Now you can avoid people when you pay at the grocery store. Supermarkets are joining the self-serve movement, adding lanes where shoppers can scan and sack their purchases, no checker required.
That has union officials worried. Although the dispute in the California supermarket strike that has idled 70,000 workers is centered on pay and benefits, not scanners, unions are concerned that the machines eventually will wipe out some cashier jobs that can pay up to about $17 an hour.
“It’s a threat,” said Greg Denier, spokesman for the United Food and Commercial Workers union. “In the long run, there would be fewer and fewer jobs, particularly at the cashier level, which is one of the best-paying jobs in the store.”
In the last two years, about a third of all grocery retailers have installed or tested self-scan checkouts.
A bank of four automated lanes and a monitoring station can cost upwards of $80,000 but will pay for itself in 12 to 18 months, said Mike Webster, vice president and general manager of NCR Corp.’s self-checkout division.
By 2005, annual sales of self-checkout systems are expected to more than triple to $1 billion.
Larry Johnston, chief executive of Albertsons Inc., says they ultimately will be as ubiquitous as ATMs. Albertsons has purchased 4,000 of the machines to install next year, almost quadrupling the number now in its stores.
Albertsons and other grocery chains contend that they’re not trying to replace workers with machines but are aiming to improve customer service by moving clerks to bakery, deli, floral and meat counters where they can develop relationships with customers and have more influence on spending.
Kroger Co. was among the first to adopt the technology and has self-checkout lanes in about 300 of its 2,300 stores, including at about two dozen Ralphs and Food 4 Less stores in California.
But “you don’t want to go through there with $100 worth of groceries,” said Esper Zamora, assistant store manager of a Food 4 Less in Rancho Cucamonga, which has four self-scan checkouts.
They work best, she said, when customers are just purchasing a few items.
To use automated lanes, people follow instructions on a video screen.
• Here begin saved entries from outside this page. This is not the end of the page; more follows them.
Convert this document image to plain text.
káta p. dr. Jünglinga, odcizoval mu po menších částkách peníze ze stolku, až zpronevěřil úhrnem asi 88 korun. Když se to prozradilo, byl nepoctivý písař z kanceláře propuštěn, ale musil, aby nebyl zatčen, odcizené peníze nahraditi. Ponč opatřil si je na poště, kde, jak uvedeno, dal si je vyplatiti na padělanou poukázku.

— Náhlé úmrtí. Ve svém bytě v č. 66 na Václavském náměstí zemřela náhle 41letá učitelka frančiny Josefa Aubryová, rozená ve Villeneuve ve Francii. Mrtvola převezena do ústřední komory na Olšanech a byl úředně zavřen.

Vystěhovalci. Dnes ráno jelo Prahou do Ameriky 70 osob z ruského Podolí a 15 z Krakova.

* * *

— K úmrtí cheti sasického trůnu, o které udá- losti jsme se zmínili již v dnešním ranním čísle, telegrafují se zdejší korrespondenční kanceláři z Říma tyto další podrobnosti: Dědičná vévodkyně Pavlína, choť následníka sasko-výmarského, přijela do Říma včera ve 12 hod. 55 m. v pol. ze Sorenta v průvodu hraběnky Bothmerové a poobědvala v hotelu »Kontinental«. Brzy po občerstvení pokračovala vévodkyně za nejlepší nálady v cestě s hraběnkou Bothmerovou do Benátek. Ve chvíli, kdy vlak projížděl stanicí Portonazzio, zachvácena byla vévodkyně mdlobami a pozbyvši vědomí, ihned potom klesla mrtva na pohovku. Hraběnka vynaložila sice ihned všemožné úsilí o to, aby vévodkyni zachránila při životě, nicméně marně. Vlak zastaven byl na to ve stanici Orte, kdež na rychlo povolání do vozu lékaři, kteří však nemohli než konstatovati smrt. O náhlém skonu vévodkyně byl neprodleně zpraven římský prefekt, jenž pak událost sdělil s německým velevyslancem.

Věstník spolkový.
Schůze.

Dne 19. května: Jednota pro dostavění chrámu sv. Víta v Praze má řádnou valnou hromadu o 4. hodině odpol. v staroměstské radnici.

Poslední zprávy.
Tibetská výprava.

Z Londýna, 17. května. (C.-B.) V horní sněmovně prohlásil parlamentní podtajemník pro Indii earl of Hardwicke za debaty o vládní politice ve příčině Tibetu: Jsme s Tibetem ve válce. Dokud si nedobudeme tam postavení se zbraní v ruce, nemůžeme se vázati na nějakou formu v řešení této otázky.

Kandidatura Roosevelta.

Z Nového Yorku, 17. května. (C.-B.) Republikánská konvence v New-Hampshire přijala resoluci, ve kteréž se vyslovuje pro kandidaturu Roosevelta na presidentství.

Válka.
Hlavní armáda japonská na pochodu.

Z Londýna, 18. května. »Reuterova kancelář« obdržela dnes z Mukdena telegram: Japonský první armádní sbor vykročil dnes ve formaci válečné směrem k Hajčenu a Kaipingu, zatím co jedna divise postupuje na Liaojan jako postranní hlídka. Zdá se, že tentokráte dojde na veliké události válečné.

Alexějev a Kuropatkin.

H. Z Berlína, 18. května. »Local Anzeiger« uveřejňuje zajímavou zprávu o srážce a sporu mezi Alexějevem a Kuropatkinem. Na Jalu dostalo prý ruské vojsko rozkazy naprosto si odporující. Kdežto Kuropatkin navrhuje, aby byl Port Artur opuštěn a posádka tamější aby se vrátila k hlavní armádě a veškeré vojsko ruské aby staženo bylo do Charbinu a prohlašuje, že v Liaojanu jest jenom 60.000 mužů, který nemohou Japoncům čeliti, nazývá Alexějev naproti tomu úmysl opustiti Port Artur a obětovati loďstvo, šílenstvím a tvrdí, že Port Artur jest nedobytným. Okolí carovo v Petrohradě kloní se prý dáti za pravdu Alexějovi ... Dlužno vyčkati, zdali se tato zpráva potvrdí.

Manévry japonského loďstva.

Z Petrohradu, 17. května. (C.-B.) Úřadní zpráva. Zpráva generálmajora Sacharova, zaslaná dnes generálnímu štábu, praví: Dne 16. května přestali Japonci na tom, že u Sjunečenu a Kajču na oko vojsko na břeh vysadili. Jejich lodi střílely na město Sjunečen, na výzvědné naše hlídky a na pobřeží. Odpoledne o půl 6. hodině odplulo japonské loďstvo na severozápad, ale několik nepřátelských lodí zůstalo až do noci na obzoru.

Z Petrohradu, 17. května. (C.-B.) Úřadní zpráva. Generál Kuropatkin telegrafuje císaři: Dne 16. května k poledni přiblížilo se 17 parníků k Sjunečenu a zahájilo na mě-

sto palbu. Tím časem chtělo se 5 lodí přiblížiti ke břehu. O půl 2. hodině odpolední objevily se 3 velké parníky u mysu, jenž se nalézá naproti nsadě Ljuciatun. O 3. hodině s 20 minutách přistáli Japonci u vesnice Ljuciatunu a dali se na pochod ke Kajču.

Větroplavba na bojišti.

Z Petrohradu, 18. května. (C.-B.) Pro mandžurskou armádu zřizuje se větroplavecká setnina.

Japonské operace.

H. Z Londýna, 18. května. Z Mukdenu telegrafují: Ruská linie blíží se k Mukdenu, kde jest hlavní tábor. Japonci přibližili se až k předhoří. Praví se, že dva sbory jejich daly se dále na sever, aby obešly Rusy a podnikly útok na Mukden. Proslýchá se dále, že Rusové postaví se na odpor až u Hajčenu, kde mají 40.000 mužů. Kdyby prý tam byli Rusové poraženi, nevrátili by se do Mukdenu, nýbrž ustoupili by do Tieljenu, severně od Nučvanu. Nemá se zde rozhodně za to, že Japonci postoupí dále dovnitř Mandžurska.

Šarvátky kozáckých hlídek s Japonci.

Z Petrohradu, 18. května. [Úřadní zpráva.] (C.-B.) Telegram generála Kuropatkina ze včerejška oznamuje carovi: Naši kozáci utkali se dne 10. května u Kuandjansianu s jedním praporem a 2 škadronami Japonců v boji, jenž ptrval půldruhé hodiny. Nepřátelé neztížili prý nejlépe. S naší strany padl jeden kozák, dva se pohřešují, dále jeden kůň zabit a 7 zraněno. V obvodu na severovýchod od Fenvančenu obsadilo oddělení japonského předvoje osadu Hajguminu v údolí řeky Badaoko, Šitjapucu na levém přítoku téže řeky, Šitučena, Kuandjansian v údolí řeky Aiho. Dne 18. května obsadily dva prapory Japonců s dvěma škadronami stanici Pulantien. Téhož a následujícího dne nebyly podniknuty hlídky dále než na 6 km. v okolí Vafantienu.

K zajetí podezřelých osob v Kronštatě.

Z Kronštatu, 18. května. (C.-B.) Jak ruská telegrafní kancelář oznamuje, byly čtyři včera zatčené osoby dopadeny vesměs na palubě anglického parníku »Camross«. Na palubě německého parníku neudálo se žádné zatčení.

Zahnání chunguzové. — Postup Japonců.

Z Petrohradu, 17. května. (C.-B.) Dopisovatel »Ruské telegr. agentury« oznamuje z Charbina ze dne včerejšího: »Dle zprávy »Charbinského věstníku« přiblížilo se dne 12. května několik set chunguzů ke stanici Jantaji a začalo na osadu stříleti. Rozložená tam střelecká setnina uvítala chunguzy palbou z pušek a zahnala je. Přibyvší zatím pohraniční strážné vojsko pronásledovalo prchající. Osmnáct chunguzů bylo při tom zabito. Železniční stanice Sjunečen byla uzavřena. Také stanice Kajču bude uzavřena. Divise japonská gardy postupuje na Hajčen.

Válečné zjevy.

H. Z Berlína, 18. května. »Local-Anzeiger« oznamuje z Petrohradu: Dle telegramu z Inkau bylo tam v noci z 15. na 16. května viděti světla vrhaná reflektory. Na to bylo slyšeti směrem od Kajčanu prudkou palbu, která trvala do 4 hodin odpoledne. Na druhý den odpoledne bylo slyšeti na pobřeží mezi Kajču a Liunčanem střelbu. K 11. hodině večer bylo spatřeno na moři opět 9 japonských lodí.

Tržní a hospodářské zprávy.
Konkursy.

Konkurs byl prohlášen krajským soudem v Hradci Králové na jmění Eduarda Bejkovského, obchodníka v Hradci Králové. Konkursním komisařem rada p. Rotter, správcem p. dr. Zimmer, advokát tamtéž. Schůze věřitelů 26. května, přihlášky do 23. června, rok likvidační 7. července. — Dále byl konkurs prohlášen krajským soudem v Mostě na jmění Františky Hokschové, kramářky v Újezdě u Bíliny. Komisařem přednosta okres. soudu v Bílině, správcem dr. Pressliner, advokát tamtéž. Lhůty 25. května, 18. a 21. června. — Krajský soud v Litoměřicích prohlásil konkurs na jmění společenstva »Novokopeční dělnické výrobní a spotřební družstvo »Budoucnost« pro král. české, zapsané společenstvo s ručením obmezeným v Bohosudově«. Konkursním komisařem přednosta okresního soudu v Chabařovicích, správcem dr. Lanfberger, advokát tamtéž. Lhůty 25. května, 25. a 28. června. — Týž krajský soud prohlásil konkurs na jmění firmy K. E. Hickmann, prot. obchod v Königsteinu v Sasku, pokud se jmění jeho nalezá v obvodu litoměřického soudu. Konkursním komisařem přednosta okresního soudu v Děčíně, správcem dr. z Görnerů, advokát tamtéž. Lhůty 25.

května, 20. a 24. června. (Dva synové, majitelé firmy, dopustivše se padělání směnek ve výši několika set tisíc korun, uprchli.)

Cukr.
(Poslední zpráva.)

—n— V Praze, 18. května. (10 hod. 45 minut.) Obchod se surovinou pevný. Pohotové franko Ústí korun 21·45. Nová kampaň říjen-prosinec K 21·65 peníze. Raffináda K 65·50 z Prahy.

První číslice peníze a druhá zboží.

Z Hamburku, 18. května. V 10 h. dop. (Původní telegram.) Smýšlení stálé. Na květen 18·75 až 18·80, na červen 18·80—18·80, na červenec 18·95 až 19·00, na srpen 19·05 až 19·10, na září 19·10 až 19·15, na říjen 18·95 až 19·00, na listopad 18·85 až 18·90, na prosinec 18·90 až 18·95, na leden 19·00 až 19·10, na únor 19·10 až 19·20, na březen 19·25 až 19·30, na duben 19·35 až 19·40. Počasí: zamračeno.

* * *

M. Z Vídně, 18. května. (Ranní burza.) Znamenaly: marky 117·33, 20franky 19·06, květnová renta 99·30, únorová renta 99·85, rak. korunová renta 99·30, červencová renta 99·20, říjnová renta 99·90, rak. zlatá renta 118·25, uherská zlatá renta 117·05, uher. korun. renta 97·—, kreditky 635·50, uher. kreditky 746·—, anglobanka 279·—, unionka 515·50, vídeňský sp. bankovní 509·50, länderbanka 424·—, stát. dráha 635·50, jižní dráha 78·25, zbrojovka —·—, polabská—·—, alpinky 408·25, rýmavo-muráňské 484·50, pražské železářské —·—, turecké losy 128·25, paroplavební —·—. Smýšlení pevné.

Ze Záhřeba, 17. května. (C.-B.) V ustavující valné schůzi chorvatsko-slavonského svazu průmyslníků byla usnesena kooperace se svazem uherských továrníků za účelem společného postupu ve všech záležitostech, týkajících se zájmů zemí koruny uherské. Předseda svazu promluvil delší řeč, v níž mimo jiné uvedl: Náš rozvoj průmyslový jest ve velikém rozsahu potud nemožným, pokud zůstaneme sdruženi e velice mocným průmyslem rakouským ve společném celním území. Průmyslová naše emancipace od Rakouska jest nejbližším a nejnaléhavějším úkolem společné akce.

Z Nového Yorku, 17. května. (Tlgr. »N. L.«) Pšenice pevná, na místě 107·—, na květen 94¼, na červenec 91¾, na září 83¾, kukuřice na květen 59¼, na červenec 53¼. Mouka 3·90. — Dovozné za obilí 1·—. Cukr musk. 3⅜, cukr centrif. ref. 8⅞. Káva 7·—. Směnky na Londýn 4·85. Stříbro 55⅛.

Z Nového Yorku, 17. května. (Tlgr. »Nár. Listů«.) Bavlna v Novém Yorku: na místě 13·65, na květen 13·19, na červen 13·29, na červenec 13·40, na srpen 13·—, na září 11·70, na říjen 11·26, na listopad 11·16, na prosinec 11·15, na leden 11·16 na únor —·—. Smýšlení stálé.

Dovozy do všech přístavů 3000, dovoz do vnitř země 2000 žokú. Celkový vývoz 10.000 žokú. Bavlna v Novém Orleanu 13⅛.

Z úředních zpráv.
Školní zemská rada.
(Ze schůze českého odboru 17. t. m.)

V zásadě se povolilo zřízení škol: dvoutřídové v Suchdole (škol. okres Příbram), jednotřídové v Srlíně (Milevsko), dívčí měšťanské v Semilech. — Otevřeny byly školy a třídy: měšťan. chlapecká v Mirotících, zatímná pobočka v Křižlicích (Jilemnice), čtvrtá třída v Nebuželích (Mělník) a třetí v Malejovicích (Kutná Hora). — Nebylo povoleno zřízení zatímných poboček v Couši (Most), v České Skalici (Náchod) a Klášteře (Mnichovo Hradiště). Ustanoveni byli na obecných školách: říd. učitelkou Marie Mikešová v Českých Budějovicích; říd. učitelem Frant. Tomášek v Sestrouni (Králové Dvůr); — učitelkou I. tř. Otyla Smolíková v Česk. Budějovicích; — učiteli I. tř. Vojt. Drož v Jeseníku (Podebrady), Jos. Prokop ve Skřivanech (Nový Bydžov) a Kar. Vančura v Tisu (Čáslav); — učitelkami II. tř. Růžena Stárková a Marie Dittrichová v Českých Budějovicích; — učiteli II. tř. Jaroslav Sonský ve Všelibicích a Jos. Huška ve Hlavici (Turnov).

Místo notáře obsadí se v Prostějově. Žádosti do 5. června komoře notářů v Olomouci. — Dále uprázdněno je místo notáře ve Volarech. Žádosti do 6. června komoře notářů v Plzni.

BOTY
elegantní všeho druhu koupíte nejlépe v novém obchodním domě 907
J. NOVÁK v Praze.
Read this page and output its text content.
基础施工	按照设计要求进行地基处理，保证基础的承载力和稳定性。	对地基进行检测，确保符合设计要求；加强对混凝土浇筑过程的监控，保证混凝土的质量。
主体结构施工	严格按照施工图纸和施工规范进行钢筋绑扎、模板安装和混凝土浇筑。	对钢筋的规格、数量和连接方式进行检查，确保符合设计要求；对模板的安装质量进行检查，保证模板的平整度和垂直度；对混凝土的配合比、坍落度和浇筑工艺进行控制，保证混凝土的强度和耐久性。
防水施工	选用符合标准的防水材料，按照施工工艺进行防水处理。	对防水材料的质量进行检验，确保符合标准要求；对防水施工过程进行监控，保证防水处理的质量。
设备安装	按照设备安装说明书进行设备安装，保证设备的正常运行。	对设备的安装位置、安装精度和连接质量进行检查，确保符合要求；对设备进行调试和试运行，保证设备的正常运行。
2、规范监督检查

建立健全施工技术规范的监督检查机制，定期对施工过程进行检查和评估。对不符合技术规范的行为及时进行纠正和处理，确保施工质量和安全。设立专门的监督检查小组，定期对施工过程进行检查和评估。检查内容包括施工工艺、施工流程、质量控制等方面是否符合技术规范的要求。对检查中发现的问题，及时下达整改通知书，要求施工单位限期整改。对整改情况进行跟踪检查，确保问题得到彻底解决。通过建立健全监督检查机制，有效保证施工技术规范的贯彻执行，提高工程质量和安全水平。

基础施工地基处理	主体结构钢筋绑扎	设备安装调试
They scan individual items, including stickers on produce, before weighing and bagging their groceries. They can pay by debit or credit cards or by feeding cash into the machines.
If there’s a problem, or a customer needs to show identification to purchase liquor, a cashier monitoring each bank of four machines comes over to assist.
To prevent theft, there is a camera system employees monitor and a scale that matches the weight of goods being carted off with the details read by the scanner.
A Ralphs spokesman said the theft rate on self-checkout machines was so tiny it had not been a problem.
Many customers use the machines because they think they can get out of the store quicker, Zamora said. “Now we get lines there, just like we do at other check stands.”
Ultimately, the machines will provide big savings, analysts say, saving stores 80 to 120 labor hours per week.
Retailers such as Kmart Corp. and Home Depot Inc. have rolled out self-checkouts in many of their stores in the last few years. Some supermarkets, however, are being cautious.
“The technology has clearly gotten better,” said Brian Dowling, a spokesman for Safeway Inc., which is trying the machines in three of its approximately 1,700 stores.
But “we have not yet come to any conclusion about whether we should take it out of the test stage,” he said.
Ultimately, analysts say, rising labor costs will convince grocers. Nationwide, a person has to spend $15 on a transaction “for the retailer to break even” when a cashier is involved, said Greg Buzek of IHL Consulting Group. In California, where labor is more expensive, that break-even point is closer to $25 per transaction, he said. He hasn’t calculated the scanner break-even point.
Buzek said California had fewer self-scan machines than almost anywhere in the country, despite its higher labor costs and its large population of tech-savvy residents.
In his hometown of Franklin, Tenn., only one supermarket chain doesn’t have self-checkout lanes.
In California, he said, “I guess there’s a different level of expectations” about customer service.